In the above, notice that our newly added constructor doesn't instantiate our first and last name properties, it only instantiates the birthdate property and leaves the first and last name properties to the first and last name constructor.
 
Next lets create an employee class, keeping in mind that everything in your Person class applies to your employee class.

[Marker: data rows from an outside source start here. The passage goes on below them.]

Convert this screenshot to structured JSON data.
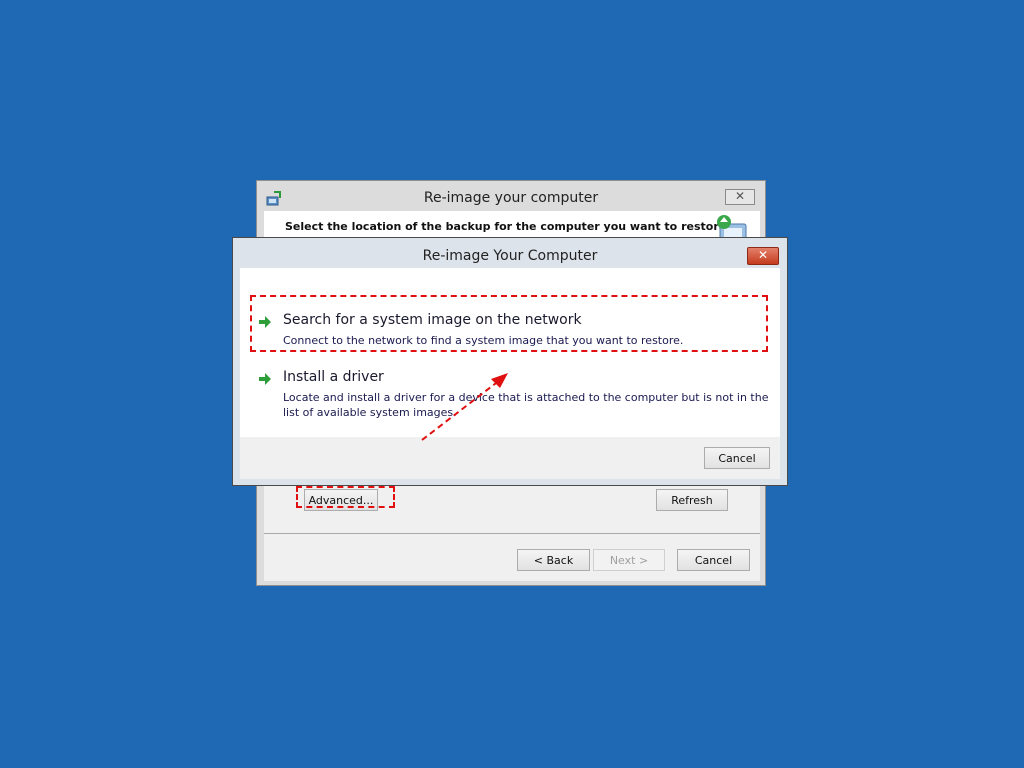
{
  "background_color": "#1f68b3",
  "accent_color": "#e01010",
  "back_window": {
    "title": "Re-image your computer",
    "instruction": "Select the location of the backup for the computer you want to restore",
    "icons": [
      "system-restore-app-icon",
      "restore-computer-icon",
      "close-icon"
    ],
    "buttons": {
      "advanced": "Advanced...",
      "refresh": "Refresh",
      "back": "< Back",
      "next": "Next >",
      "cancel": "Cancel"
    }
  },
  "dialog": {
    "title": "Re-image Your Computer",
    "options": [
      {
        "title": "Search for a system image on the network",
        "description": "Connect to the network to find a system image that you want to restore.",
        "icon": "green-arrow-icon"
      },
      {
        "title": "Install a driver",
        "description": "Locate and install a driver for a device that is attached to the computer but is not in the list of available system images.",
        "icon": "green-arrow-icon"
      }
    ],
    "cancel": "Cancel"
  }
}
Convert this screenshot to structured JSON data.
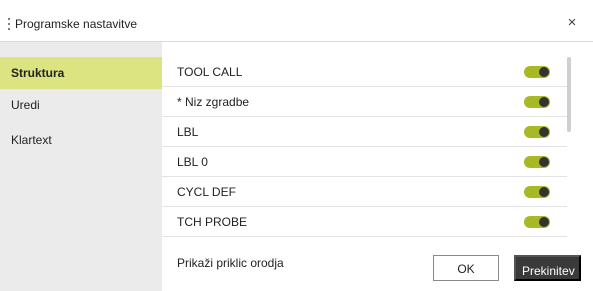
{
  "dialog": {
    "title": "Programske nastavitve",
    "close_symbol": "×"
  },
  "sidebar": {
    "items": [
      {
        "label": "Struktura",
        "active": true
      },
      {
        "label": "Uredi",
        "active": false
      },
      {
        "label": "Klartext",
        "active": false
      }
    ]
  },
  "settings": {
    "rows": [
      {
        "label": "TOOL CALL",
        "enabled": true
      },
      {
        "label": "* Niz zgradbe",
        "enabled": true
      },
      {
        "label": "LBL",
        "enabled": true
      },
      {
        "label": "LBL 0",
        "enabled": true
      },
      {
        "label": "CYCL DEF",
        "enabled": true
      },
      {
        "label": "TCH PROBE",
        "enabled": true
      }
    ]
  },
  "footer": {
    "label": "Prikaži priklic orodja",
    "ok_label": "OK",
    "cancel_label": "Prekinitev"
  },
  "colors": {
    "accent": "#dbe481",
    "toggle_on": "#a9b925",
    "sidebar_bg": "#ebebeb",
    "cancel_bg": "#3a3a3a"
  }
}
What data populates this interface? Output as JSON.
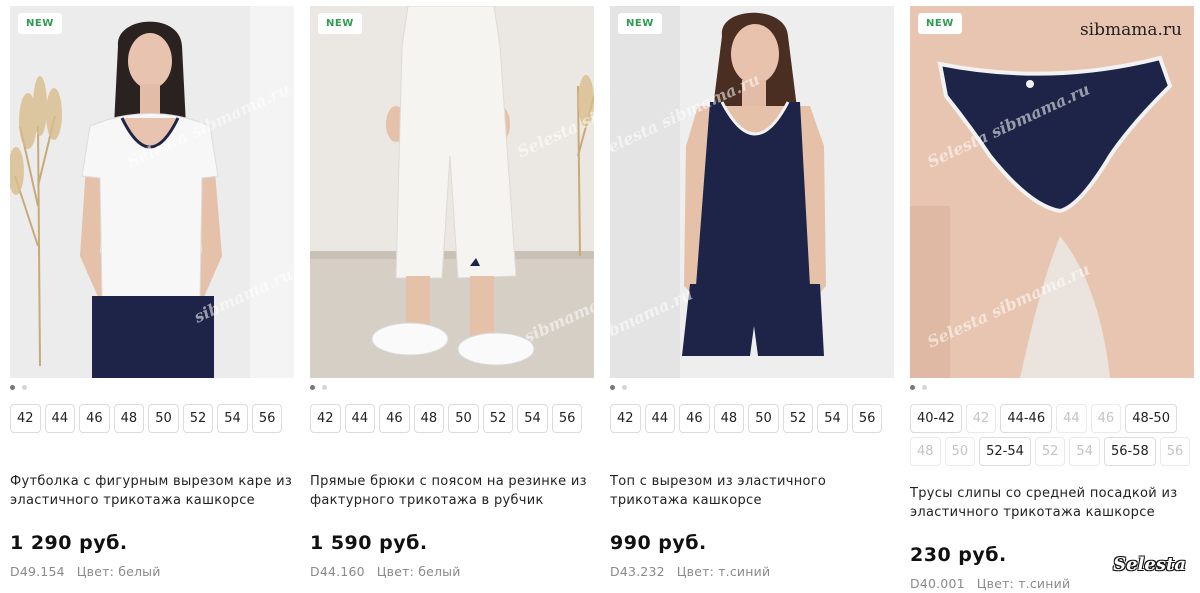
{
  "products": [
    {
      "badge": "NEW",
      "sizes": [
        {
          "label": "42",
          "available": true
        },
        {
          "label": "44",
          "available": true
        },
        {
          "label": "46",
          "available": true
        },
        {
          "label": "48",
          "available": true
        },
        {
          "label": "50",
          "available": true
        },
        {
          "label": "52",
          "available": true
        },
        {
          "label": "54",
          "available": true
        },
        {
          "label": "56",
          "available": true
        }
      ],
      "title": "Футболка с фигурным вырезом каре из эластичного трикотажа кашкорсе",
      "price": "1 290 руб.",
      "sku": "D49.154",
      "color": "Цвет: белый"
    },
    {
      "badge": "NEW",
      "sizes": [
        {
          "label": "42",
          "available": true
        },
        {
          "label": "44",
          "available": true
        },
        {
          "label": "46",
          "available": true
        },
        {
          "label": "48",
          "available": true
        },
        {
          "label": "50",
          "available": true
        },
        {
          "label": "52",
          "available": true
        },
        {
          "label": "54",
          "available": true
        },
        {
          "label": "56",
          "available": true
        }
      ],
      "title": "Прямые брюки с поясом на резинке из фактурного трикотажа в рубчик",
      "price": "1 590 руб.",
      "sku": "D44.160",
      "color": "Цвет: белый"
    },
    {
      "badge": "NEW",
      "sizes": [
        {
          "label": "42",
          "available": true
        },
        {
          "label": "44",
          "available": true
        },
        {
          "label": "46",
          "available": true
        },
        {
          "label": "48",
          "available": true
        },
        {
          "label": "50",
          "available": true
        },
        {
          "label": "52",
          "available": true
        },
        {
          "label": "54",
          "available": true
        },
        {
          "label": "56",
          "available": true
        }
      ],
      "title": "Топ с вырезом из эластичного трикотажа кашкорсе",
      "price": "990 руб.",
      "sku": "D43.232",
      "color": "Цвет: т.синий"
    },
    {
      "badge": "NEW",
      "sizes": [
        {
          "label": "40-42",
          "available": true
        },
        {
          "label": "42",
          "available": false
        },
        {
          "label": "44-46",
          "available": true
        },
        {
          "label": "44",
          "available": false
        },
        {
          "label": "46",
          "available": false
        },
        {
          "label": "48-50",
          "available": true
        },
        {
          "label": "48",
          "available": false
        },
        {
          "label": "50",
          "available": false
        },
        {
          "label": "52-54",
          "available": true
        },
        {
          "label": "52",
          "available": false
        },
        {
          "label": "54",
          "available": false
        },
        {
          "label": "56-58",
          "available": true
        },
        {
          "label": "56",
          "available": false
        }
      ],
      "title": "Трусы слипы со средней посадкой из эластичного трикотажа кашкорсе",
      "price": "230 руб.",
      "sku": "D40.001",
      "color": "Цвет: т.синий"
    }
  ],
  "watermarks": {
    "site": "sibmama.ru",
    "logo": "Selesta",
    "photo_a": "Selesta sibmama.ru",
    "photo_b": "sibmama.ru"
  },
  "colors": {
    "badge_text": "#2f9a52",
    "navy": "#1d2447",
    "white_garment": "#f4f4f2"
  }
}
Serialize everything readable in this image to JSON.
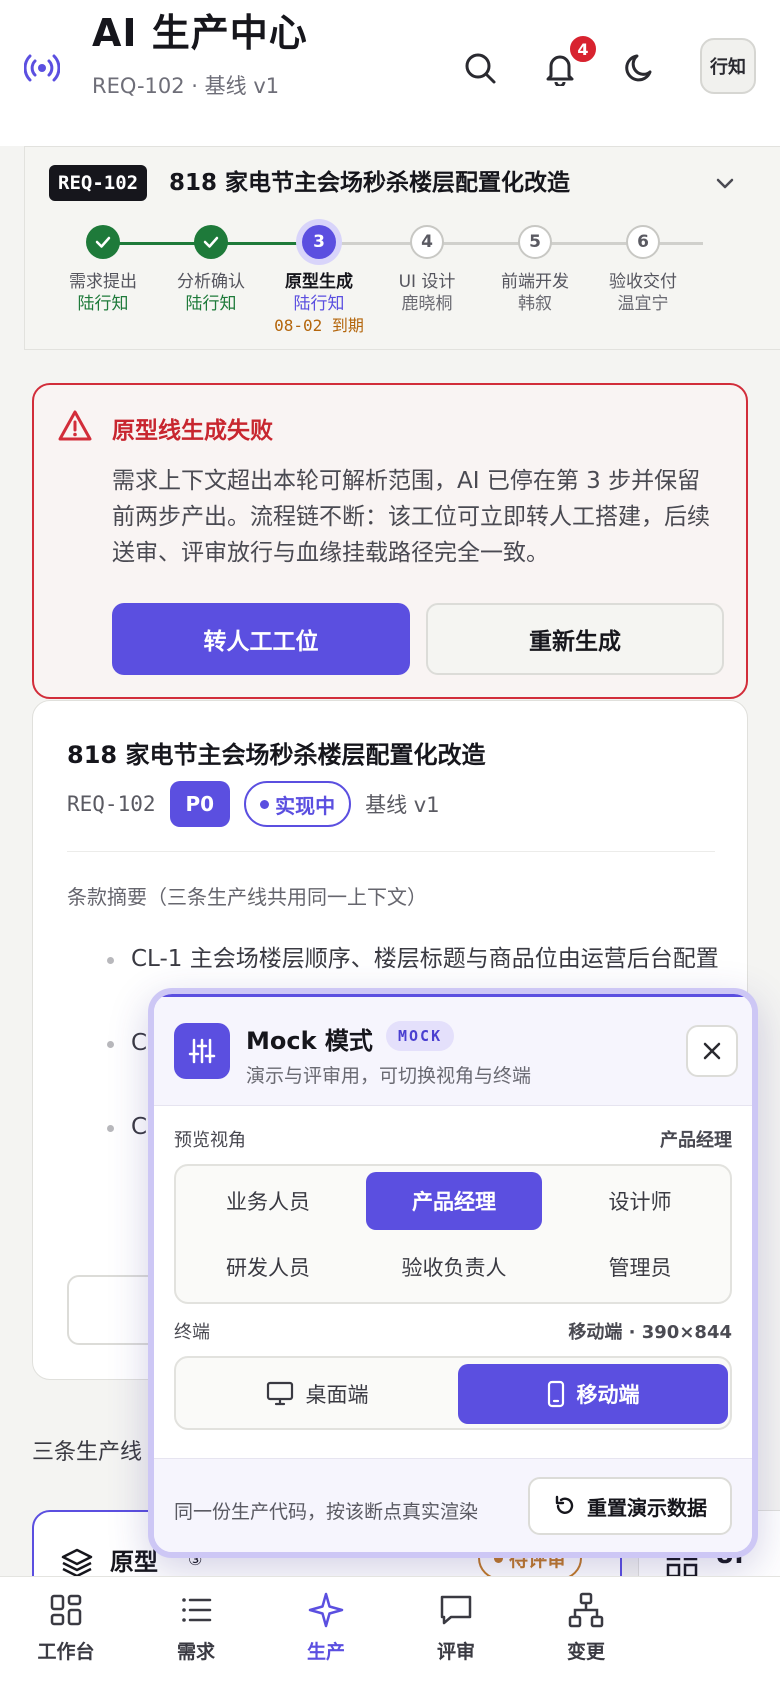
{
  "header": {
    "title": "AI 生产中心",
    "subtitle": "REQ-102 · 基线 v1",
    "notification_count": "4",
    "avatar_label": "行知"
  },
  "requirement": {
    "code": "REQ-102",
    "title": "818 家电节主会场秒杀楼层配置化改造",
    "steps": [
      {
        "name": "需求提出",
        "owner": "陆行知",
        "state": "done"
      },
      {
        "name": "分析确认",
        "owner": "陆行知",
        "state": "done"
      },
      {
        "name": "原型生成",
        "owner": "陆行知",
        "state": "current",
        "number": "3",
        "due": "08-02 到期"
      },
      {
        "name": "UI 设计",
        "owner": "鹿晓桐",
        "state": "todo",
        "number": "4"
      },
      {
        "name": "前端开发",
        "owner": "韩叙",
        "state": "todo",
        "number": "5"
      },
      {
        "name": "验收交付",
        "owner": "温宜宁",
        "state": "todo",
        "number": "6"
      }
    ]
  },
  "error": {
    "title": "原型线生成失败",
    "body": "需求上下文超出本轮可解析范围，AI 已停在第 3 步并保留前两步产出。流程链不断：该工位可立即转人工搭建，后续送审、评审放行与血缘挂载路径完全一致。",
    "primary_label": "转人工工位",
    "secondary_label": "重新生成"
  },
  "detail": {
    "title": "818 家电节主会场秒杀楼层配置化改造",
    "code": "REQ-102",
    "priority": "P0",
    "status": "实现中",
    "baseline": "基线 v1",
    "summary_label": "条款摘要（三条生产线共用同一上下文）",
    "clauses": [
      "CL-1 主会场楼层顺序、楼层标题与商品位由运营后台配置",
      "C",
      "C"
    ]
  },
  "lines": {
    "title": "三条生产线",
    "prototype_label": "原型",
    "prototype_num": "③",
    "prototype_status": "待评审",
    "ui_label": "UI"
  },
  "mock": {
    "title": "Mock 模式",
    "badge": "MOCK",
    "subtitle": "演示与评审用，可切换视角与终端",
    "view_label": "预览视角",
    "view_value": "产品经理",
    "roles": [
      "业务人员",
      "产品经理",
      "设计师",
      "研发人员",
      "验收负责人",
      "管理员"
    ],
    "selected_role": "产品经理",
    "terminal_label": "终端",
    "terminal_value": "移动端 · 390×844",
    "terminals": [
      "桌面端",
      "移动端"
    ],
    "footer_text": "同一份生产代码，按该断点真实渲染",
    "reset_label": "重置演示数据"
  },
  "nav": {
    "items": [
      {
        "label": "工作台",
        "icon": "dashboard-icon"
      },
      {
        "label": "需求",
        "icon": "list-icon"
      },
      {
        "label": "生产",
        "icon": "sparkle-icon"
      },
      {
        "label": "评审",
        "icon": "chat-icon"
      },
      {
        "label": "变更",
        "icon": "tree-icon"
      }
    ],
    "active": "生产"
  },
  "colors": {
    "accent": "#5b4fe0",
    "success": "#1e7a3a",
    "danger": "#d22d3a",
    "warning": "#c27a24"
  }
}
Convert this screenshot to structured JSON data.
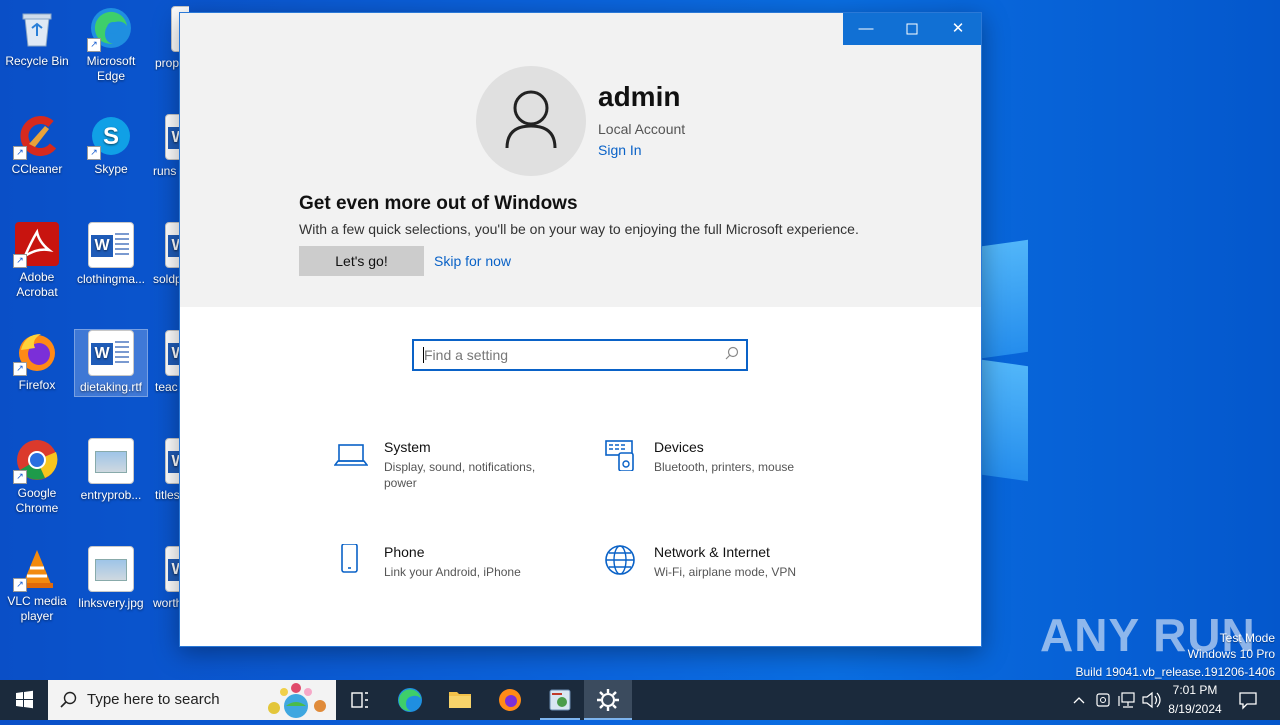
{
  "desktop": {
    "icons": [
      {
        "label": "Recycle Bin"
      },
      {
        "label": "Microsoft Edge"
      },
      {
        "label": "prop"
      },
      {
        "label": "CCleaner"
      },
      {
        "label": "Skype"
      },
      {
        "label": "runs"
      },
      {
        "label": "Adobe Acrobat"
      },
      {
        "label": "clothingma..."
      },
      {
        "label": "soldp"
      },
      {
        "label": "Firefox"
      },
      {
        "label": "dietaking.rtf"
      },
      {
        "label": "teac"
      },
      {
        "label": "Google Chrome"
      },
      {
        "label": "entryprob..."
      },
      {
        "label": "titles"
      },
      {
        "label": "VLC media player"
      },
      {
        "label": "linksvery.jpg"
      },
      {
        "label": "worth"
      }
    ]
  },
  "settings": {
    "user_name": "admin",
    "account_type": "Local Account",
    "sign_in": "Sign In",
    "promo_title": "Get even more out of Windows",
    "promo_body": "With a few quick selections, you'll be on your way to enjoying the full Microsoft experience.",
    "lets_go": "Let's go!",
    "skip": "Skip for now",
    "search_placeholder": "Find a setting",
    "tiles": [
      {
        "title": "System",
        "desc": "Display, sound, notifications, power",
        "icon": "laptop-icon"
      },
      {
        "title": "Devices",
        "desc": "Bluetooth, printers, mouse",
        "icon": "devices-icon"
      },
      {
        "title": "Phone",
        "desc": "Link your Android, iPhone",
        "icon": "phone-icon"
      },
      {
        "title": "Network & Internet",
        "desc": "Wi-Fi, airplane mode, VPN",
        "icon": "globe-icon"
      }
    ]
  },
  "taskbar": {
    "search_text": "Type here to search",
    "time": "7:01 PM",
    "date": "8/19/2024"
  },
  "watermark": {
    "brand": "ANY RUN",
    "line1": "Test Mode",
    "line2": "Windows 10 Pro",
    "line3": "Build 19041.vb_release.191206-1406"
  },
  "colors": {
    "accent": "#1170d4",
    "link": "#0a62c7",
    "taskbar": "#1b2a3c"
  }
}
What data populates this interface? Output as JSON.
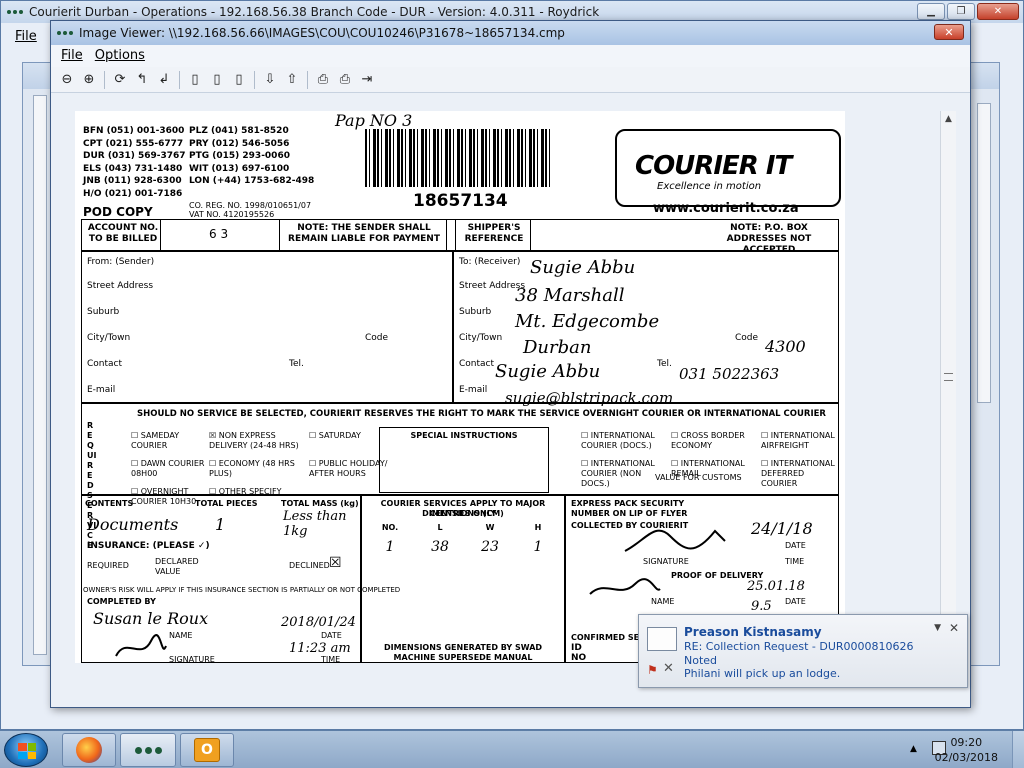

It seems like a waste to copy and past this code into an employee class, and check it out you have 3 properties, 1 readonly property and three constructors that perfectly call each other using the :this(<paramters>) syntax, we went to all this effort not to repeat ourselves. 


class Employee : Person {
    static int runningId = 0;
    public int Id { get; private set; } = runningId++;

    public Employee() : base() {}
    public Employee(string FirstName, string LastName) : base(FirstName, LastName) { }
    public Employee(string FirstName, string LastName, DateTime Birthdate)
        : base(FirstName, LastName, Birthdate) { }

    public string WriteEmployee() => $"{Id}: {base.WritePerson()}";
}


notice that we don't initiate the Id property in our constructor, this is to facilitated serialization. By inheriting from our Person class in our Employee class now inherits everything from Person and has access to everything that is marked as public or internal.


class Program
{
    static void Main(string[] args)
    {
        var e = new Employee("Pawel", "Ciucias");
        Console.WriteLine(e.WriteEmployee());
        Console.WriteLine(e.WritePerson());

        var p = e as Person;
        Console.WriteLine(p.WritePerson());
    }
}


so much so that if we cast our employee instance to a person it'll act as a person.

now you may notice something, not bizarre, but a tad well odd, and that's access to the WritePerson function from an employee, that's because when you inherit from a base class you inherit everything there's no picking and choosing which just means that you have to plan a bit. what may have been a better approach would have been to rename the function to something like WriteValue() and replace it in the employee class.


namespace pc.Inheritance
{
    class Person
    {
        public string FirstName { get; set; }
        public string LastName { get; set; }
        public DateTime Birthdate { get; set; }

        public string FullName { get { return $"{FirstName} {LastName}"; } }

        public Person() { }

        public Person(string FirstName, string LastName) : this()
        {
            this.FirstName = FirstName;
            this.LastName = LastName;
        }

        public Person(string FirstName, string LastName, DateTime Birthdate)
            : this(FirstName, LastName)
        {
            this.Birthdate = Birthdate;
        }

        public string WriteValue()
        {
            return $"{FullName}";
        }
    }

    class Employee : Person
    {
        static int runningId = 0;
        public int Id { get; private set; } = runningId++;

        public Employee() : base() { }

        public Employee(string FirstName, string LastName)
            : base(FirstName, LastName) { }

        public Employee(string FirstName, string LastName, DateTime Birthdate)
            : base(FirstName, LastName, Birthdate) { }

        public new string WriteValue()
        {
            return $"{Id}: {base.WriteValue()}";
        }
    }

    class Program
    {
        static void Main(string[] args)
        {
            var e = new Employee("Pawel", "Ciucias");
            Console.WriteLine(e.WriteValue());

            var p = e as Person;
            Console.WriteLine(p.WriteValue());
        }
    }
}


Now in the above we call a different instance of the "WriteValue()" function if we are calling it on a Person class or an Employee class.